The challenge is hosted by Impact Week, a non-profit programme that promotes innovation and entrepreneurship skills and progression in developing and emerging economies as a foundation for sustainable growth by establishing sustainable business models using Design Thinking.

Design Thinking, which has a human-centred core, is a process for creative thinking and problem-solving. It encourages organisations to focus on the people they are creating for, which leads to better products, services and internal processes.

MANCOSA is a member of Honoris United Universities, the first private pan-African higher education network, which places high value on Education for Impact whereby students are prepared to be competitive in the working world. MANCOSA’s qualifications groom students to be analytical thinkers and problem-solvers, increasing their employability in careers in local and global environments.

Those from MANCOSA who will take part in Virtual Design Thinking Challenge #SOUTHAFRICAVSCOVID19 are four students Yajna Sapna Premdutt, Alysa Jaidene Munian, Kerryn-Leigh Roos and Jeron Niveel Jayrum; and three staff members Adhir Debiecharan, Shinaaz Zoutenburg and Muleka Nengwani. They will be coached by MANCOSA academics Sooraya Ebrahim and Debapriyo Nag.

Ms Roos said she felthonoured and privileged to be part of such an awesome life-changing experience.

“I have met such talented and intellectual people who have helped challenge my thinking process. I believe that if we are blessed enough to be the winners of the Virtual Design Thinking Challenge, we can help so many female South Africans with empowerment and employment. This will bring such joy to me. I hope to learn a lot and broaden my knowledge.”
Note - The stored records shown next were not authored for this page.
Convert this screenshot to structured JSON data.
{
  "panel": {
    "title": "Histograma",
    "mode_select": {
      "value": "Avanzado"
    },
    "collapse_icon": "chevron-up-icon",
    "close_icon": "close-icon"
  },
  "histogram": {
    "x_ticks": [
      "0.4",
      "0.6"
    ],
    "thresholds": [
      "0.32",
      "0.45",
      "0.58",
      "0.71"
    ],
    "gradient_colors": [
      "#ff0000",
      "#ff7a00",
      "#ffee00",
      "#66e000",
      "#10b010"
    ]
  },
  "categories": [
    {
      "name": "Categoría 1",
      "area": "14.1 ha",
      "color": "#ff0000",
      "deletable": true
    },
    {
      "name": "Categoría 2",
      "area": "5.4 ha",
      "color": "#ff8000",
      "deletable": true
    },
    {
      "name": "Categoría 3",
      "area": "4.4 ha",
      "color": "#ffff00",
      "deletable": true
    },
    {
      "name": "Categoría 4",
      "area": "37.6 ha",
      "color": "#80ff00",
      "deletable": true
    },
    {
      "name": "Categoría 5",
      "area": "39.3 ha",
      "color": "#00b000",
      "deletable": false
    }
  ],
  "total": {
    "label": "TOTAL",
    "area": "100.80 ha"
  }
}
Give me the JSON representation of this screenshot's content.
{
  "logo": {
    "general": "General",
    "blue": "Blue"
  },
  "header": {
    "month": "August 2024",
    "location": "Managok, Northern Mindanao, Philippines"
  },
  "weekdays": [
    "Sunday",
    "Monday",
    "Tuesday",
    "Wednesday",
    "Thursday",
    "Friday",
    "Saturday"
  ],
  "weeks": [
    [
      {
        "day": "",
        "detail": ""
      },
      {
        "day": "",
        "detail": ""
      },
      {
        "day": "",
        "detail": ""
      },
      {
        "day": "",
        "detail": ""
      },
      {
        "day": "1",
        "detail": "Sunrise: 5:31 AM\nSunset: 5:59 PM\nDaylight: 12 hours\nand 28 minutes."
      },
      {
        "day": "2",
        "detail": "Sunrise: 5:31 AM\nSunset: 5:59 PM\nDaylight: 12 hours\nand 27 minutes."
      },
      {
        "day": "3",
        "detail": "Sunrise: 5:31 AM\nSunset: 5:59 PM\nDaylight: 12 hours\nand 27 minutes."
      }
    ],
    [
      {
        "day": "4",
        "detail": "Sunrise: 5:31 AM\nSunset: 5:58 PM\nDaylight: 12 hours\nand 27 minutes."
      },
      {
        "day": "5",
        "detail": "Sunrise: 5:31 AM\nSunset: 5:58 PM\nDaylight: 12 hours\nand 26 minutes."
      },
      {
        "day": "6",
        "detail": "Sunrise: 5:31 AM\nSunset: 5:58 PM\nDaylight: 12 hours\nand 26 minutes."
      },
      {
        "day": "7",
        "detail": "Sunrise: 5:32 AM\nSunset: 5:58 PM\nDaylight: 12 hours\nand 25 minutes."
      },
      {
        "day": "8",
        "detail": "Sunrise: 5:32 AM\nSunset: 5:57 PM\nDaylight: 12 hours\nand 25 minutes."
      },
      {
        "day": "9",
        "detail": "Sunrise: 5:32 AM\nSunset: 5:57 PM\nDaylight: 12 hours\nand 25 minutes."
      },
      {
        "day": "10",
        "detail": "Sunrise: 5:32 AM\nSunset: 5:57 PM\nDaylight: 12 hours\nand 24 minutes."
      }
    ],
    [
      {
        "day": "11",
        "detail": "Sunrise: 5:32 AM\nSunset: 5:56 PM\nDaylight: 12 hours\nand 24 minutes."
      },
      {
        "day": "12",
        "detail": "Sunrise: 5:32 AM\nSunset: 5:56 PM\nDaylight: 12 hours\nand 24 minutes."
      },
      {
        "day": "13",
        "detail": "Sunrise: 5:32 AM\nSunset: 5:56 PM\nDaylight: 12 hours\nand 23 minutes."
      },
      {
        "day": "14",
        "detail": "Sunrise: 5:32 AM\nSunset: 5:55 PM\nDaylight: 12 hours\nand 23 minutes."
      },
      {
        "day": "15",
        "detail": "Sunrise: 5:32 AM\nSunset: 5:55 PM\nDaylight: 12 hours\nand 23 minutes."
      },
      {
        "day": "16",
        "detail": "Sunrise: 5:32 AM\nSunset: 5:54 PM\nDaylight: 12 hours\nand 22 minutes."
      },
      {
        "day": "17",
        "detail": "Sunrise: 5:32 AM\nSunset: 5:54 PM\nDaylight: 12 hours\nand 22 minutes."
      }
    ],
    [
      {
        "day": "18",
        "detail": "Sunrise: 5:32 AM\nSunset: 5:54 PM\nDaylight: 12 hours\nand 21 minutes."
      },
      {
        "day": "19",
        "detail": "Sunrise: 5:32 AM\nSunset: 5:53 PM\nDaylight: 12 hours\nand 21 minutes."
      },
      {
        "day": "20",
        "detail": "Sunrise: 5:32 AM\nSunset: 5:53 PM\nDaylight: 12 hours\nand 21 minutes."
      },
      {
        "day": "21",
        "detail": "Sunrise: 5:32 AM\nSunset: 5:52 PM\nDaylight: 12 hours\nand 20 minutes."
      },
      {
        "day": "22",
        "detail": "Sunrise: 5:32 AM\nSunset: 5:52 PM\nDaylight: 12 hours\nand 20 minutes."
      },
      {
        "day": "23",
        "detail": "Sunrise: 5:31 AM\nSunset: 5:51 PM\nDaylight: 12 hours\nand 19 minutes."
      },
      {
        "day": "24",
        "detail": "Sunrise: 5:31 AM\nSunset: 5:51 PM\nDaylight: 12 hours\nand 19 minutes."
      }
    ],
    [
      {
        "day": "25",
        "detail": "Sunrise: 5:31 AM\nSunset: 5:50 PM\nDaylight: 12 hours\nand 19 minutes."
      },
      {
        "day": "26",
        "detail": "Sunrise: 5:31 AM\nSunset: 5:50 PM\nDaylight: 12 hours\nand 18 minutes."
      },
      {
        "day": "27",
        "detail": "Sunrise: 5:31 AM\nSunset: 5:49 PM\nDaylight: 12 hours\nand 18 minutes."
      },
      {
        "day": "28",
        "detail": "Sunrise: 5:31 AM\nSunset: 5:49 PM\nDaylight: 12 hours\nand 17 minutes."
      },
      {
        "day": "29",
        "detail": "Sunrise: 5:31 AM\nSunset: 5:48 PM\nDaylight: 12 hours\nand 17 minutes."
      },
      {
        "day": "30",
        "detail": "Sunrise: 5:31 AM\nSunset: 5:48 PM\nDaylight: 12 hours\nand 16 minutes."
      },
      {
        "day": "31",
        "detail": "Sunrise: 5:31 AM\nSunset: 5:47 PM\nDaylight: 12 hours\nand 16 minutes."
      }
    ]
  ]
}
Ms Ebrahim said the challenge gives MANCOSA and its students the unique opportunity to create an impact during a critical and challenging time and will provide MANCOSA participants with the competitive advantage to become “leaders who lead with a unique difference”.

“It’s time to reframe our thinking to thrive in this new digitally-driven era. The Design Thinking challenge will open participants’ minds to new vistas, thus providing cutting edge solutions to challenges facing South Africa.

“Through Design Thinking, new perspectives will be visualised in order to prompt our ‘Warrior Leaders’ to become effective, ethical, discerning solutions-driven decision-makers.

“Their decisions will not only be data-driven or digitally savvy but will incorporate the finer nuances of life which, essentially, is to be ‘humane’,” she said.

The Virtual Design Thinking Challenge #SOUTHAFRICAVSCOVID19, which will take place over 60 hours, will see participants engaging Design Thinking and user-centric design toolkits to come up with solutions and strategies. 

The Design Thinking methodology comprises six phases. Participants will complete the entire process of Understanding – Observing – Synthesising – Ideating – Prototyping – Testing within three days. Participants will interact in a digital briefing session via Zoom and will work in individual virtual workspaces.

Winning ideas will be rewarded with financial support and mentorship from Impact Week in order to implement the solution in the economy and/or society. The Virtual Design Thinking Challenge will not only tackle the challenges caused by COVID-19 but also the broader range of challenges prevalent in the lives of the people in South Africa.